Alok Lal updated RANGER-533:
----------------------------
    Fix Version/s:     (was: 0.5.0)

> Hbase plugin: if user does not have family-level access to any family in a table then user may be incorrectly denied access done at table/family level during get or scan
> -------------------------------------------------------------------------------------------------------------------------------------------------------------------------
>
>                 Key: RANGER-533
>                 URL: https://issues.apache.org/jira/browse/RANGER-533
>             Project: Ranger
>          Issue Type: Bug
>    Affects Versions: 0.4.0
>            Reporter: Alok Lal
>            Assignee: Alok Lal
>
> Consider the following series of hbase shell commands
> {code}
> disable 'tab1'
> drop 'tab1'
> create 'tab1', 'fam1', 'fam2', 'fam3'
> put 'tab1', 'row1', 'fam1:col1', 'fam1-col1-value'
> put 'tab1', 'row1', 'fam1:col2', 'fam1-col2-value'
> put 'tab1', 'row1', 'fam2:col1', 'fam2-col1-value'
> {code}
> Imagine that there are users it1 and it2 both belonging to user group IT.  Let's grant them following access:
> {code}
> grant '@IT', 'R', 'tab1', 'fam1', 'col1'
> grant 'it2', 'R', 'tab1', 'fam2'
> {code}
> After this if user it1 does any of the following accesses then user won't get back any rows, even thought we would expect the user to get back 'row1' with data for 'fam1:col1'
> {code}
> scan 'tab1'
> scan 'tab1', 'fam1'
> get 'tab1', 'row1'
> get 'tab1', 'row1', 'fam1'
> {code}
> However, doing the following works as expected.
> {code}
> scan 'tab1', 'fam1', 'col1'
> get 'tab1', 'row1', 'fam1', 'col2'
> {code}
> Further user it2 gets right results when it does the following, i.e. she gets back results from both 'fam1:col1' and 'fam2;col1'
> {code}
> scan 'tab1'
> scan 'tab1', 'fam1'
> get 'tab1', 'row1'
> get 'tab1', 'row1', 'fam1'
> {code}
> This happens because for user it1 (from group IT) there is no column family to which it has family-level access in table 'tab1'.  She only has partial access to 'fam1' and no access to 'fam2'.  Where as while user it2 has partial access to fam1 since she has full access to fam2 the final results are right and include values from both fam1 and fam2.

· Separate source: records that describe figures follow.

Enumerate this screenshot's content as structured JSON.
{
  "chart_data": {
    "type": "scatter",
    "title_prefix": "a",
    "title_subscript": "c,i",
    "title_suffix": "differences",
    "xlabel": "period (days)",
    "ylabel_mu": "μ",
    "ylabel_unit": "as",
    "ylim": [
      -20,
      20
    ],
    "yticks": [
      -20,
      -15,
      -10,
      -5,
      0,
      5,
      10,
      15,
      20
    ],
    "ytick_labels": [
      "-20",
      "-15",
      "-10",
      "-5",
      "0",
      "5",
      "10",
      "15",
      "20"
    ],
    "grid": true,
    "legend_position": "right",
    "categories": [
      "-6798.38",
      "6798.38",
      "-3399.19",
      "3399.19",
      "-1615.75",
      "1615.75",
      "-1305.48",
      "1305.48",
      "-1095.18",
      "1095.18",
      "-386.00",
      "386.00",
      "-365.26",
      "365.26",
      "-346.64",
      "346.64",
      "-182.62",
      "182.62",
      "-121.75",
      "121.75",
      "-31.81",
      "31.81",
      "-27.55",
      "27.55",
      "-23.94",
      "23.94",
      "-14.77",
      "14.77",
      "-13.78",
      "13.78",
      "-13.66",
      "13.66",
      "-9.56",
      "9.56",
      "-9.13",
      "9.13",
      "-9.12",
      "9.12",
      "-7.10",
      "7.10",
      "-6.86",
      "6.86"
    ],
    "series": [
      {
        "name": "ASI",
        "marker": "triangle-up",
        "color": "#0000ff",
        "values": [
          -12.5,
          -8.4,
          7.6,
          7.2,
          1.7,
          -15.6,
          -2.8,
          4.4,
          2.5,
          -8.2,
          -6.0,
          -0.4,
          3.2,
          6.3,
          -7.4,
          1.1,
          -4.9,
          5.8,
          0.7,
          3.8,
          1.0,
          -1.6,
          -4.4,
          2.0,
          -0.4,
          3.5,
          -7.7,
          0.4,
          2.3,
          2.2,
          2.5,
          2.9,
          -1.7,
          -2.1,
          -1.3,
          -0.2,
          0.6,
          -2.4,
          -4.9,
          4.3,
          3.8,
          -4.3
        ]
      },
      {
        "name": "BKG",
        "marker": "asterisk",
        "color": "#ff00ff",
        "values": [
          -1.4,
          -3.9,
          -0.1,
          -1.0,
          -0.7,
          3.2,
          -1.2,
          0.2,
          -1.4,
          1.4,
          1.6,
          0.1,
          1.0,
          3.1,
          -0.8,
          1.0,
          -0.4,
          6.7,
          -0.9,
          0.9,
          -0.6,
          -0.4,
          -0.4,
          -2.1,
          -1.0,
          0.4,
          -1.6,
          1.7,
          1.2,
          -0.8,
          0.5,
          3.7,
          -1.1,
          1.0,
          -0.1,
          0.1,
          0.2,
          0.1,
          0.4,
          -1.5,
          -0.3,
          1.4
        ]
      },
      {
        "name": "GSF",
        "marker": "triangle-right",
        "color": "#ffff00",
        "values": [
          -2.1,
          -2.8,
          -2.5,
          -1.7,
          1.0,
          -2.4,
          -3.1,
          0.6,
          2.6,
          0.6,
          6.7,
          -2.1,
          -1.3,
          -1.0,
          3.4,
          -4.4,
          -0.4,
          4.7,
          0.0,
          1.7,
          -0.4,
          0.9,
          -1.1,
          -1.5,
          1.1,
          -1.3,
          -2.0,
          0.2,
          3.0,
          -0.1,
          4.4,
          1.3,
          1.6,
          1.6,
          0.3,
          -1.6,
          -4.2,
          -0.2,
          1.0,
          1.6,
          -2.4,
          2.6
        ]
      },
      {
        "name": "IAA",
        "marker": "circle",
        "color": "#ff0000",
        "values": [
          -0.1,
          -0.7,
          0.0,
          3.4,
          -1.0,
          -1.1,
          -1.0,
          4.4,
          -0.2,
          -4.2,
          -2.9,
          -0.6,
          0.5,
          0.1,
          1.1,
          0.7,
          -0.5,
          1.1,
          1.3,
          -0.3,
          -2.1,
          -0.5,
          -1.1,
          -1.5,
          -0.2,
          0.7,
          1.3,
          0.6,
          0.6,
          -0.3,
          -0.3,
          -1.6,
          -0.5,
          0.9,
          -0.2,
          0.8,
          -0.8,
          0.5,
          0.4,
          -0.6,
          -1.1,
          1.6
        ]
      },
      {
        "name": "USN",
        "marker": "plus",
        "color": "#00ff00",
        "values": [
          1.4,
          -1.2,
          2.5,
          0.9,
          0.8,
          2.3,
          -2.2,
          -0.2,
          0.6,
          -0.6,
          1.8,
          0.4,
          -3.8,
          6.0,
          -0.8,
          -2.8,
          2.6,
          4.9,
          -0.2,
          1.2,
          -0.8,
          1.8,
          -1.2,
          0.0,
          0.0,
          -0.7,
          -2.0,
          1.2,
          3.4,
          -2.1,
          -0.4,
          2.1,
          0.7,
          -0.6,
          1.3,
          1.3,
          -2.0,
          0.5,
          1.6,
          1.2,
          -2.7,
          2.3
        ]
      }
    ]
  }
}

> Workaround for this issue is to create a dummy family in a table and give full access to that dummy family to all users that otherwise don't full access to any other column family of that table.
> So in the above example if you were to give the following grant then results of user it1 would be corrected:
> {code}
> grant '@IT', 'R', 'tab1', 'fam3'
> {code}
> In practice most often users have family level access so incidents of this issue in the field might be less.